Le divan du monde est une immersion dans le cabinet du Dr Georges Federmann, psychiatre libéral à Strasbourg. Diane, Gilbert, Karim et Claudine viennent lui confier leurs histoires de vie, leur tristesse, leur détresse. Ces gens qui vont mal, très mal, depuis des années, le consultent afin de trouver un refuge, une oreille attentive, mais aussi des médicaments. En fin de carrière, totalement désordonné et affublé de tee-shirts rigolos, Georges Federmann a en effet des pratiques atypiques, comme celle de laisser aux patients le soin de se prescrire leur propre ordonnance.
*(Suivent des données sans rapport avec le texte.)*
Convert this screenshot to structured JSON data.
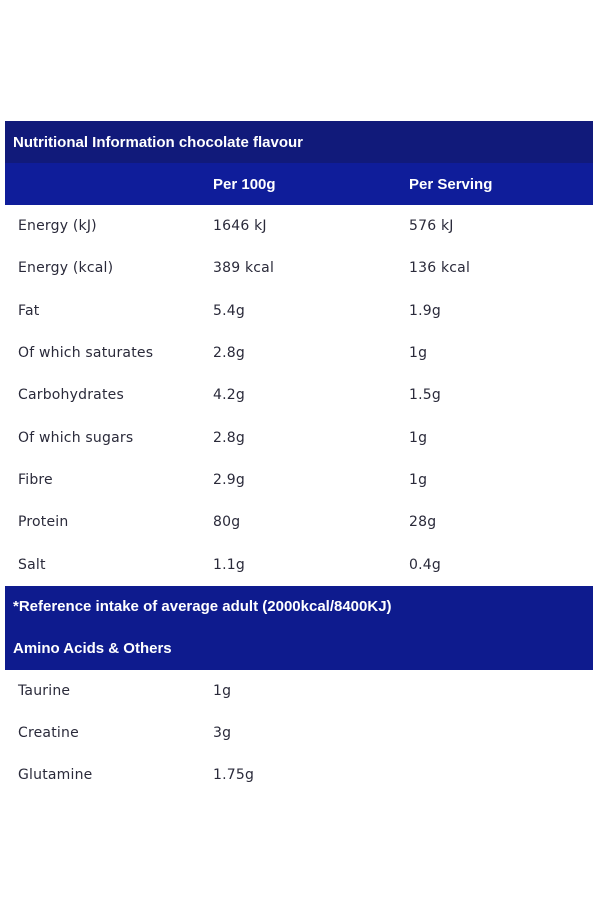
{
  "table": {
    "title": "Nutritional Information chocolate flavour",
    "headers": [
      "",
      "Per 100g",
      "Per Serving"
    ],
    "rows": [
      [
        "Energy (kJ)",
        "1646 kJ",
        "576 kJ"
      ],
      [
        "Energy (kcal)",
        "389 kcal",
        "136 kcal"
      ],
      [
        "Fat",
        "5.4g",
        "1.9g"
      ],
      [
        "Of which saturates",
        "2.8g",
        "1g"
      ],
      [
        "Carbohydrates",
        "4.2g",
        "1.5g"
      ],
      [
        "Of which sugars",
        "2.8g",
        "1g"
      ],
      [
        "Fibre",
        "2.9g",
        "1g"
      ],
      [
        "Protein",
        "80g",
        "28g"
      ],
      [
        "Salt",
        "1.1g",
        "0.4g"
      ]
    ],
    "reference_note": "*Reference intake of average adult (2000kcal/8400KJ)",
    "section_title": "Amino Acids & Others",
    "amino_rows": [
      [
        "Taurine",
        "1g"
      ],
      [
        "Creatine",
        "3g"
      ],
      [
        "Glutamine",
        "1.75g"
      ]
    ]
  },
  "colors": {
    "header_bg": "#0f1a87",
    "text": "#2a2a3a",
    "background": "#ffffff"
  }
}
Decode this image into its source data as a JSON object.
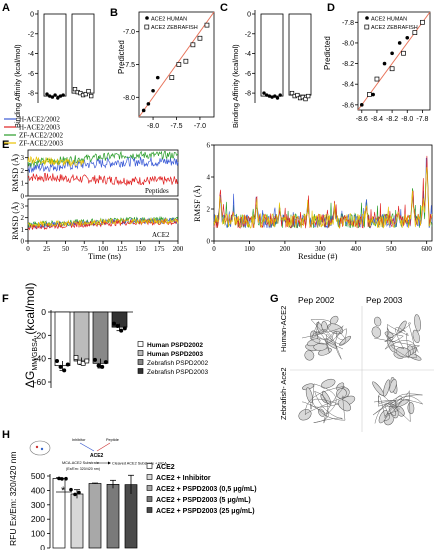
{
  "panels": {
    "a": "A",
    "b": "B",
    "c": "C",
    "d": "D",
    "e": "E",
    "f": "F",
    "g": "G",
    "h": "H"
  },
  "panel_a": {
    "ylabel": "Binding Affinity (kcal/mol)",
    "yticks": [
      "0",
      "-2",
      "-4",
      "-6",
      "-8"
    ]
  },
  "panel_b": {
    "ylabel": "Predicted",
    "legend": [
      "ACE2 HUMAN",
      "ACE2 ZEBRAFISH"
    ],
    "yticks": [
      "-7.0",
      "-7.5",
      "-8.0"
    ],
    "xticks": [
      "-8.0",
      "-7.5",
      "-7.0"
    ]
  },
  "panel_c": {
    "ylabel": "Binding Affinity (kcal/mol)",
    "yticks": [
      "0",
      "-2",
      "-4",
      "-6",
      "-8"
    ]
  },
  "panel_d": {
    "ylabel": "Predicted",
    "legend": [
      "ACE2 HUMAN",
      "ACE2 ZEBRAFISH"
    ],
    "yticks": [
      "-7.8",
      "-8.0",
      "-8.2",
      "-8.4",
      "-8.6"
    ],
    "xticks": [
      "-8.6",
      "-8.4",
      "-8.2",
      "-8.0",
      "-7.8"
    ]
  },
  "panel_e": {
    "legend": [
      "H-ACE2/2002",
      "H-ACE2/2003",
      "ZF-ACE2/2002",
      "ZF-ACE2/2003"
    ],
    "legend_colors": [
      "#3b5bd6",
      "#e02020",
      "#2a9d2a",
      "#e8c200"
    ],
    "rmsd_label": "RMSD (Å)",
    "rmsf_label": "RMSF (Å)",
    "peptides_label": "Peptides",
    "ace2_label": "ACE2",
    "time_label": "Time (ns)",
    "residue_label": "Residue (#)",
    "rmsd_yticks_top": [
      "3",
      "2",
      "1",
      "0"
    ],
    "rmsd_yticks_bot": [
      "3",
      "2",
      "1",
      "0"
    ],
    "time_ticks": [
      "0",
      "25",
      "50",
      "75",
      "100",
      "125",
      "150",
      "175",
      "200"
    ],
    "rmsf_yticks": [
      "6",
      "4",
      "2",
      "0"
    ],
    "residue_ticks": [
      "0",
      "100",
      "200",
      "300",
      "400",
      "500",
      "600"
    ]
  },
  "panel_f": {
    "ylabel_main": "ΔG",
    "ylabel_sub": "MM/GBSA",
    "ylabel_unit": "(kcal/mol)",
    "yticks": [
      "0",
      "-20",
      "-40",
      "-60"
    ],
    "legend": [
      "Human PSPD2002",
      "Human PSPD2003",
      "Zebrafish PSPD2002",
      "Zebrafish PSPD2003"
    ]
  },
  "panel_g": {
    "col1": "Pep 2002",
    "col2": "Pep 2003",
    "row1": "Human-ACE2",
    "row2": "Zebrafish- Ace2"
  },
  "panel_h": {
    "ylabel": "RFU Ex/Em: 320/420 nm",
    "yticks": [
      "500",
      "400",
      "300",
      "200",
      "100",
      "0"
    ],
    "significance": "*",
    "legend": [
      "ACE2",
      "ACE2 + Inhibitor",
      "ACE2 + PSPD2003 (0,5 μg/mL)",
      "ACE2 + PSPD2003 (5 μg/mL)",
      "ACE2 + PSPD2003 (25 μg/mL)"
    ],
    "schema": {
      "inhibitor": "Inhibitor",
      "peptide": "Peptide",
      "enzyme": "ACE2",
      "substrate": "MCA-ACE2 Substrate",
      "exem": "(Ex/Em: 320/420 nm)",
      "product": "Cleaved ACE2 Substrate + MCA"
    }
  },
  "chart_data": [
    {
      "type": "bar",
      "panel": "A",
      "categories": [
        "H-ACE2",
        "ZF-ACE2"
      ],
      "values": [
        -8.3,
        -8.0
      ],
      "points": [
        [
          -8.1,
          -8.3,
          -8.4,
          -8.2,
          -8.5,
          -8.3,
          -8.2
        ],
        [
          -7.6,
          -7.9,
          -8.0,
          -8.2,
          -8.1,
          -7.8,
          -8.3
        ]
      ],
      "ylim": [
        -9,
        0
      ]
    },
    {
      "type": "scatter",
      "panel": "B",
      "series": [
        {
          "name": "ACE2 HUMAN",
          "x": [
            -8.2,
            -8.1,
            -8.0,
            -7.9
          ],
          "y": [
            -8.2,
            -8.1,
            -7.9,
            -7.7
          ]
        },
        {
          "name": "ACE2 ZEBRAFISH",
          "x": [
            -7.6,
            -7.45,
            -7.3,
            -7.15,
            -7.0,
            -6.85
          ],
          "y": [
            -7.7,
            -7.5,
            -7.45,
            -7.2,
            -7.1,
            -6.9
          ]
        }
      ],
      "xlim": [
        -8.3,
        -6.7
      ],
      "ylim": [
        -8.3,
        -6.7
      ]
    },
    {
      "type": "bar",
      "panel": "C",
      "categories": [
        "H-ACE2",
        "ZF-ACE2"
      ],
      "values": [
        -8.3,
        -8.2
      ],
      "points": [
        [
          -8.0,
          -8.2,
          -8.3,
          -8.4,
          -8.3,
          -8.5,
          -8.2
        ],
        [
          -8.0,
          -8.3,
          -8.2,
          -8.5,
          -8.4,
          -8.6,
          -8.3
        ]
      ],
      "ylim": [
        -9,
        0
      ]
    },
    {
      "type": "scatter",
      "panel": "D",
      "series": [
        {
          "name": "ACE2 HUMAN",
          "x": [
            -8.6,
            -8.45,
            -8.3,
            -8.2,
            -8.1,
            -8.0
          ],
          "y": [
            -8.6,
            -8.5,
            -8.2,
            -8.1,
            -8.0,
            -7.95
          ]
        },
        {
          "name": "ACE2 ZEBRAFISH",
          "x": [
            -8.5,
            -8.4,
            -8.2,
            -8.05,
            -7.9,
            -7.8
          ],
          "y": [
            -8.5,
            -8.35,
            -8.25,
            -8.1,
            -7.9,
            -7.8
          ]
        }
      ],
      "xlim": [
        -8.65,
        -7.7
      ],
      "ylim": [
        -8.65,
        -7.7
      ]
    },
    {
      "type": "bar",
      "panel": "F",
      "categories": [
        "Human PSPD2002",
        "Human PSPD2003",
        "Zebrafish PSPD2002",
        "Zebrafish PSPD2003"
      ],
      "values": [
        -46,
        -42,
        -44,
        -13
      ],
      "errors": [
        4,
        3,
        4,
        3
      ],
      "points": [
        [
          -42,
          -47,
          -50,
          -45
        ],
        [
          -39,
          -43,
          -44,
          -42
        ],
        [
          -41,
          -46,
          -47,
          -43
        ],
        [
          -10,
          -12,
          -16,
          -14
        ]
      ],
      "colors": [
        "#ffffff",
        "#bbbbbb",
        "#888888",
        "#333333"
      ],
      "ylim": [
        -60,
        0
      ]
    },
    {
      "type": "bar",
      "panel": "H",
      "categories": [
        "ACE2",
        "ACE2 + Inhibitor",
        "ACE2 + PSPD2003 (0,5 μg/mL)",
        "ACE2 + PSPD2003 (5 μg/mL)",
        "ACE2 + PSPD2003 (25 μg/mL)"
      ],
      "values": [
        483,
        375,
        448,
        442,
        440
      ],
      "errors": [
        5,
        30,
        3,
        28,
        65
      ],
      "colors": [
        "#ffffff",
        "#d8d8d8",
        "#a8a8a8",
        "#7a7a7a",
        "#4a4a4a"
      ],
      "ylim": [
        0,
        500
      ]
    }
  ]
}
Agréé par l’agence régionale de santé pour l’examen des étrangers malades, spécialisé dans les victimes de traumatismes psychiques à la suite de conflits militaires et civils(1), ce médecin peut faire preuve de cynisme, même si on le sent très concerné par ses patients, qu’il craint toujours de « perdre » – le passage à l’acte suicidaire semble être l’une de ses obsessions… Mais la principale originalité du Dr Federmann est d’avoir laissé trois caméras entrer dans son cabinet. Le projet du réalisateur Swen de Pauw va, en effet, à l’encontre de ce qui doit logiquement se passer entre les murs d’un cabinet médical : ici, les thérapies sont filmées et rendues publiques. Les patients présents dans le documentaire à visage et à identité découverts sont suivis par Georges Federmann depuis quinze, vingt, parfois vingt-cinq ans, et il a fallu plus de deux ans pour leur expliquer le projet du film et les convaincre d’y apparaître. Le spectateur se retrouve dans une situation de voyeur. Une sorte de « trahison de l’éthique », selon Georges Federmann lui-même, qui justifie cet acte au nom de la liberté : « On a voulu faire la démonstration que les malades mentaux étaient libres de prendre des décisions, et même de se tromper. »
Ces saynètes, successivement ou parfois simultanément comiques, tragiques ou tragicomiques, parviennent à capter l’attention, malgré quelques longueurs. Elles confèrent à ces patients trop souvent transparents aux yeux de la société une véritable présence.
(1) Dans le livre Le divan du monde (éd. Golias, mars 2016, 14 €), Georges Federmann s’interroge sur la place de la psychiatrie dans notre société et dans différentes cultures du monde.